Occasionally, on a quiet back road outside of the Village of Waldo, lurks artistic genius. While he spends the majority of his time as a full professor of art at the University of Hawai’i Manoa (UHM), Rick Mills is a Marion native and nationally recognized artist known for his large scale glass and mixed media sculptures. And, occasionally he can be found in his Waldo barn which is being renovated into an art glass studio.
Mills grew up in Marion and received his Bachelor of Fine Art degree from Ohio State, as well as a Masters of Fine Art from the University of Hawaii. Much lauded for his talent, Mills received two Creative Glass Center of America Fellowships in Millville, New Jersey, and a research fellowship at the Royal College of Art in London, England. Mills was hired in 1988 and charged with the goal of building the UHM’s glass program, which now awards undergraduate and graduate degrees with an emphasis in glass making.
“Developing an artistic voice is difficult to begin with and takes concerted effort, patience and a willingness to contend with failure.

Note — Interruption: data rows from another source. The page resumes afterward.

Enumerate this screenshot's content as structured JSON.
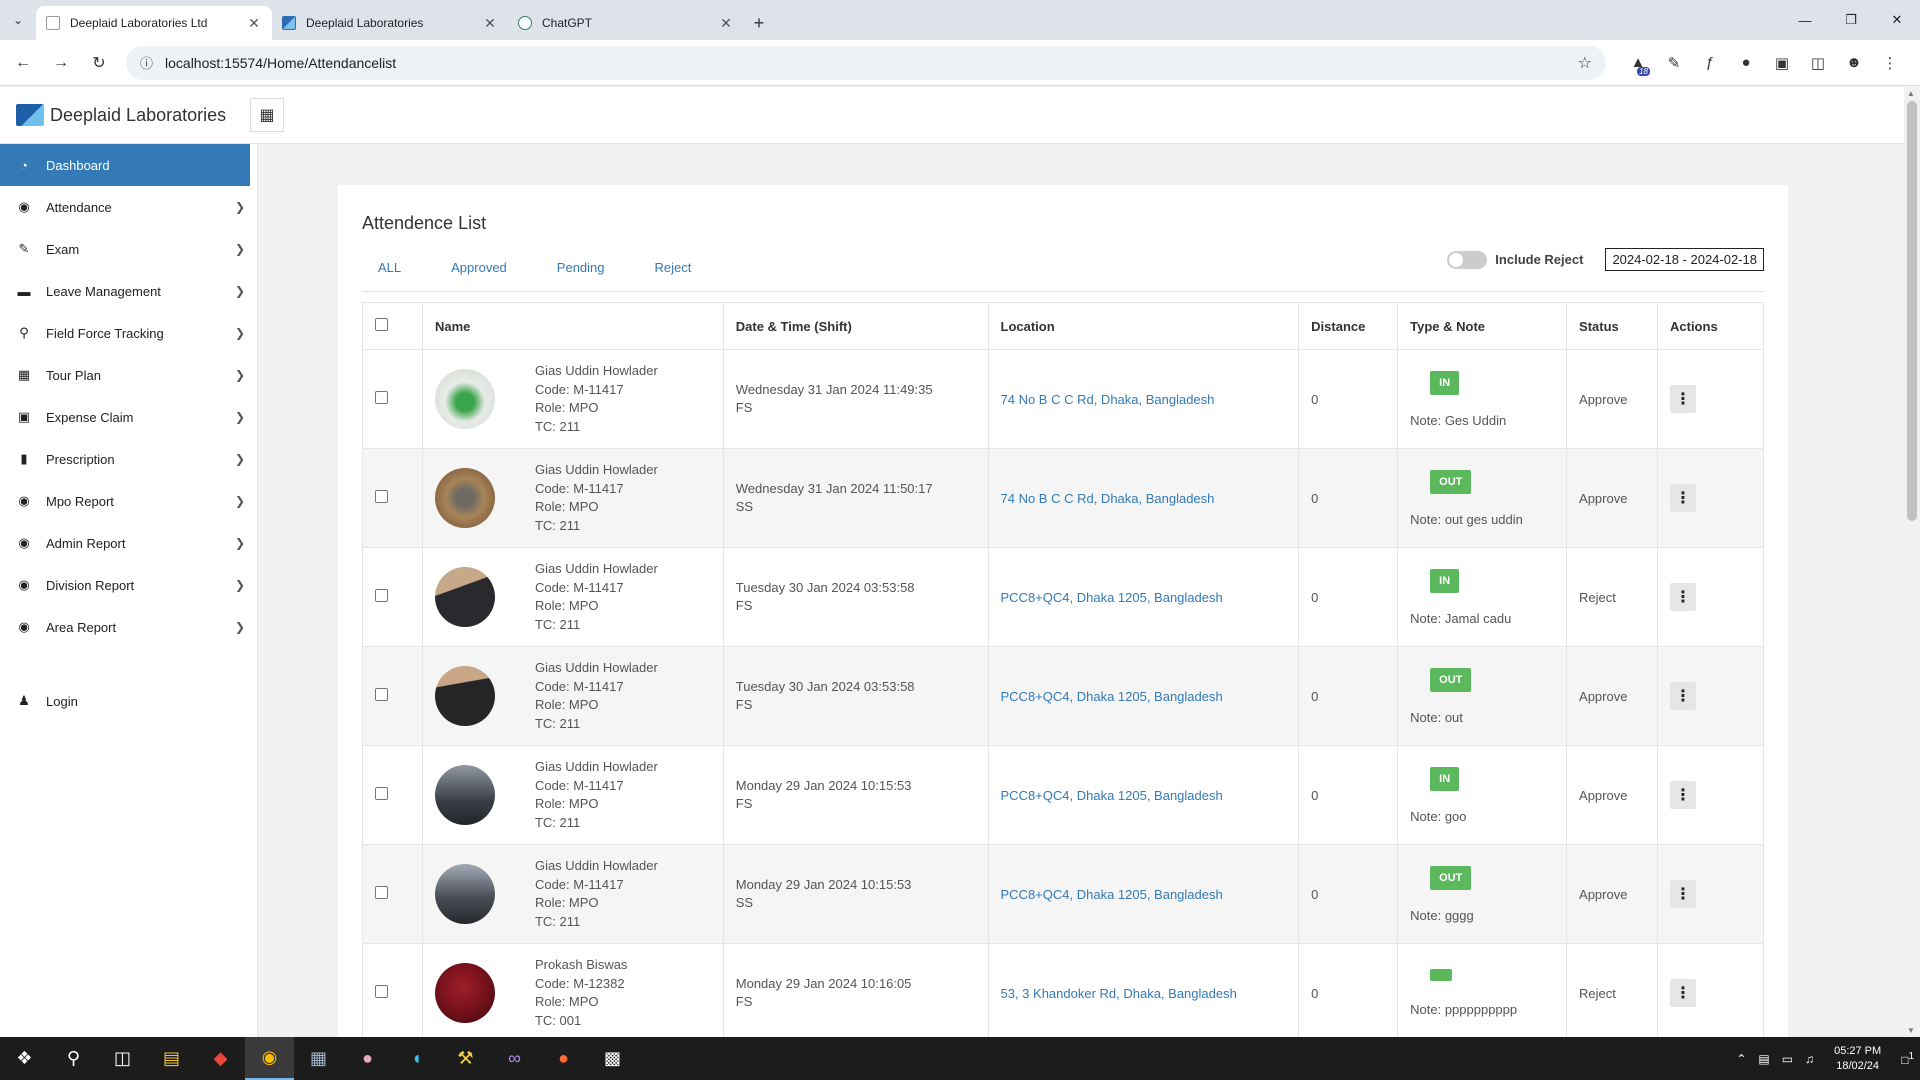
{
  "browser": {
    "tabs": [
      {
        "title": "Deeplaid Laboratories Ltd",
        "active": true,
        "favicon": "page-icon"
      },
      {
        "title": "Deeplaid Laboratories",
        "active": false,
        "favicon": "logo-icon"
      },
      {
        "title": "ChatGPT",
        "active": false,
        "favicon": "chatgpt-icon"
      }
    ],
    "url": "localhost:15574/Home/Attendancelist",
    "extension_badge": "18"
  },
  "app": {
    "brand": "Deeplaid Laboratories"
  },
  "sidebar": {
    "items": [
      {
        "label": "Dashboard",
        "icon": "dashboard-icon",
        "active": true,
        "chevron": false
      },
      {
        "label": "Attendance",
        "icon": "target-icon",
        "chevron": true
      },
      {
        "label": "Exam",
        "icon": "edit-icon",
        "chevron": true
      },
      {
        "label": "Leave Management",
        "icon": "bed-icon",
        "chevron": true
      },
      {
        "label": "Field Force Tracking",
        "icon": "map-marker-icon",
        "chevron": true
      },
      {
        "label": "Tour Plan",
        "icon": "calendar-icon",
        "chevron": true
      },
      {
        "label": "Expense Claim",
        "icon": "money-icon",
        "chevron": true
      },
      {
        "label": "Prescription",
        "icon": "file-icon",
        "chevron": true
      },
      {
        "label": "Mpo Report",
        "icon": "eye-icon",
        "chevron": true
      },
      {
        "label": "Admin Report",
        "icon": "eye-icon",
        "chevron": true
      },
      {
        "label": "Division Report",
        "icon": "eye-icon",
        "chevron": true
      },
      {
        "label": "Area Report",
        "icon": "eye-icon",
        "chevron": true
      }
    ],
    "login": {
      "label": "Login",
      "icon": "user-icon"
    }
  },
  "attendance": {
    "title": "Attendence List",
    "filters": [
      "ALL",
      "Approved",
      "Pending",
      "Reject"
    ],
    "include_reject_label": "Include Reject",
    "date_range": "2024-02-18 - 2024-02-18",
    "columns": [
      "Name",
      "Date & Time (Shift)",
      "Location",
      "Distance",
      "Type & Note",
      "Status",
      "Actions"
    ],
    "rows": [
      {
        "name": "Gias Uddin Howlader",
        "code": "Code: M-11417",
        "role": "Role: MPO",
        "tc": "TC: 211",
        "datetime": "Wednesday 31 Jan 2024 11:49:35",
        "shift": "FS",
        "location": "74 No B C C Rd, Dhaka, Bangladesh",
        "distance": "0",
        "type": "IN",
        "note": "Note: Ges Uddin",
        "status": "Approve"
      },
      {
        "name": "Gias Uddin Howlader",
        "code": "Code: M-11417",
        "role": "Role: MPO",
        "tc": "TC: 211",
        "datetime": "Wednesday 31 Jan 2024 11:50:17",
        "shift": "SS",
        "location": "74 No B C C Rd, Dhaka, Bangladesh",
        "distance": "0",
        "type": "OUT",
        "note": "Note: out ges uddin",
        "status": "Approve"
      },
      {
        "name": "Gias Uddin Howlader",
        "code": "Code: M-11417",
        "role": "Role: MPO",
        "tc": "TC: 211",
        "datetime": "Tuesday 30 Jan 2024 03:53:58",
        "shift": "FS",
        "location": "PCC8+QC4, Dhaka 1205, Bangladesh",
        "distance": "0",
        "type": "IN",
        "note": "Note: Jamal cadu",
        "status": "Reject"
      },
      {
        "name": "Gias Uddin Howlader",
        "code": "Code: M-11417",
        "role": "Role: MPO",
        "tc": "TC: 211",
        "datetime": "Tuesday 30 Jan 2024 03:53:58",
        "shift": "FS",
        "location": "PCC8+QC4, Dhaka 1205, Bangladesh",
        "distance": "0",
        "type": "OUT",
        "note": "Note: out",
        "status": "Approve"
      },
      {
        "name": "Gias Uddin Howlader",
        "code": "Code: M-11417",
        "role": "Role: MPO",
        "tc": "TC: 211",
        "datetime": "Monday 29 Jan 2024 10:15:53",
        "shift": "FS",
        "location": "PCC8+QC4, Dhaka 1205, Bangladesh",
        "distance": "0",
        "type": "IN",
        "note": "Note: goo",
        "status": "Approve"
      },
      {
        "name": "Gias Uddin Howlader",
        "code": "Code: M-11417",
        "role": "Role: MPO",
        "tc": "TC: 211",
        "datetime": "Monday 29 Jan 2024 10:15:53",
        "shift": "SS",
        "location": "PCC8+QC4, Dhaka 1205, Bangladesh",
        "distance": "0",
        "type": "OUT",
        "note": "Note: gggg",
        "status": "Approve"
      },
      {
        "name": "Prokash Biswas",
        "code": "Code: M-12382",
        "role": "Role: MPO",
        "tc": "TC: 001",
        "datetime": "Monday 29 Jan 2024 10:16:05",
        "shift": "FS",
        "location": "53, 3 Khandoker Rd, Dhaka, Bangladesh",
        "distance": "0",
        "type": "",
        "note": "Note: pppppppppp",
        "status": "Reject"
      }
    ]
  },
  "taskbar": {
    "time": "05:27 PM",
    "date": "18/02/24",
    "notification_count": "1"
  },
  "colors": {
    "primary": "#337ab7",
    "badge_green": "#5cb85c",
    "taskbar": "#1c1c1c"
  }
}
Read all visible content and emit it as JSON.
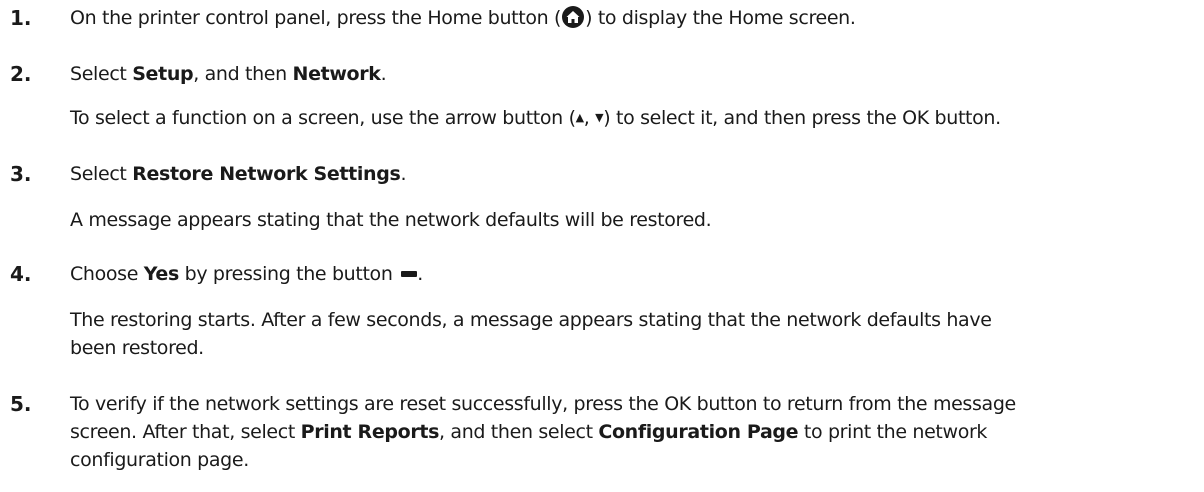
{
  "steps": [
    {
      "num": "1.",
      "pre": "On the printer control panel, press the Home button (",
      "icon": "home-icon",
      "post": ") to display the Home screen."
    },
    {
      "num": "2.",
      "pre": "Select ",
      "b1": "Setup",
      "mid": ", and then ",
      "b2": "Network",
      "post": ".",
      "sub": {
        "pre": "To select a function on a screen, use the arrow button (",
        "up": "▲",
        "sep": ", ",
        "down": "▼",
        "post": ") to select it, and then press the OK button."
      }
    },
    {
      "num": "3.",
      "pre": "Select ",
      "b1": "Restore Network Settings",
      "post": ".",
      "sub": "A message appears stating that the network defaults will be restored."
    },
    {
      "num": "4.",
      "pre": "Choose ",
      "b1": "Yes",
      "mid": " by pressing the button ",
      "icon": "dash-button-icon",
      "post": ".",
      "sub_line1": "The restoring starts. After a few seconds, a message appears stating that the network defaults have",
      "sub_line2": "been restored."
    },
    {
      "num": "5.",
      "line1": "To verify if the network settings are reset successfully, press the OK button to return from the message",
      "l2_pre": "screen. After that, select ",
      "l2_b1": "Print Reports",
      "l2_mid": ", and then select ",
      "l2_b2": "Configuration Page",
      "l2_post": " to print the network",
      "line3": "configuration page."
    }
  ]
}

To develop ones’ voice in such a challenging medium as glass is even more difficult,” said Mills. “I believe my role as a professor is to foster a supportive, yet challenging, learning environment to inspire students to excel and to help them develop as thoughtful individuals, good global citizens, and great artists. I try to instill within each of my students the sense responsibility to their community that comes with the honor of being an artist.”
In 1989, he initiated the Visiting Artist Program in Glass to bring artists from around the world to the University to share their expertise with his UHM students. More than 65 artists have donated the work they made to the program to enable the next artists to come to Hawaii. Additionally, Mills taught courses in glass casting at the renowned Pilchuck Glass School in Stanwood, Washington. Through the years, his work has been widely exhibited locally, nationally and internationally in such diverse places as the International Glass Kanazawa in Japan, Crossings in France and Hawaii and the Friesen Gallery in Seattle.
Mills is recognized for his large-scale public sculptures in glass. Two notable commissions by the Hawaii State Foundation on Culture and the Arts were created for the Queen Liliokalani Student Services Center at the University of Hawaii at Manoa and the Hawaii Convention Center in Honolulu. Another of his large glass wall relief sculptures resides at Leilehua High School in Hawaii, as does his glass curtain wall at the Maui Memorial Medical Center.
A Google image search for “Rick Mills glass” will produce a feast for the eyes.
In 2002, Mills received the Baciu Award for his glass sculpture entitled “The Midden and the Maid” in the Artists of Hawaii annual statewide exhibition at the Honolulu Academy of Arts. His sculptures and blown glass are in numerous private and public collections. More recently, in 2015, Mills completed a series of five large-scale monolithic glass sculptures entitled “The Spirit of Manoa: In the Light of Day” for the new Hawaii State Public Library in Manoa, Honolulu, as part of SFCA’s Art in Public Places Program.
His recent works often encapsulate figurative elements in cast glass, as in Once Empty, Twice Full in the collection of the Hawaii State Art Museum. The Glasmuseet Ebeltoft in Denmark, the Hawaii State Art Museum, the Honolulu Museum of Art, the Museum of American Glass (New Jersey), and the Royal College of Art (London) are among the museums holding works by Rick Mills.
Locally, he has been renovating his family’s Amish barn into an art glass studio since 2008. Rick and his wife, Hanae U. Mills, have long dreamed of building the studio on the property and, after 10 years of determination and help from long-time friends, opened the studio with a Christmas glass sale in December 2018. Hanae is also an artist; she is accomplished in printmaking and mixed-media works.
“Ohio has a great deal to offer,” said Mills. “Sometimes you don’t realize what you have until you step away from it and gain some perspective. People are very friendly, helpful; and parts of Ohio are incredibly beautiful and unique.”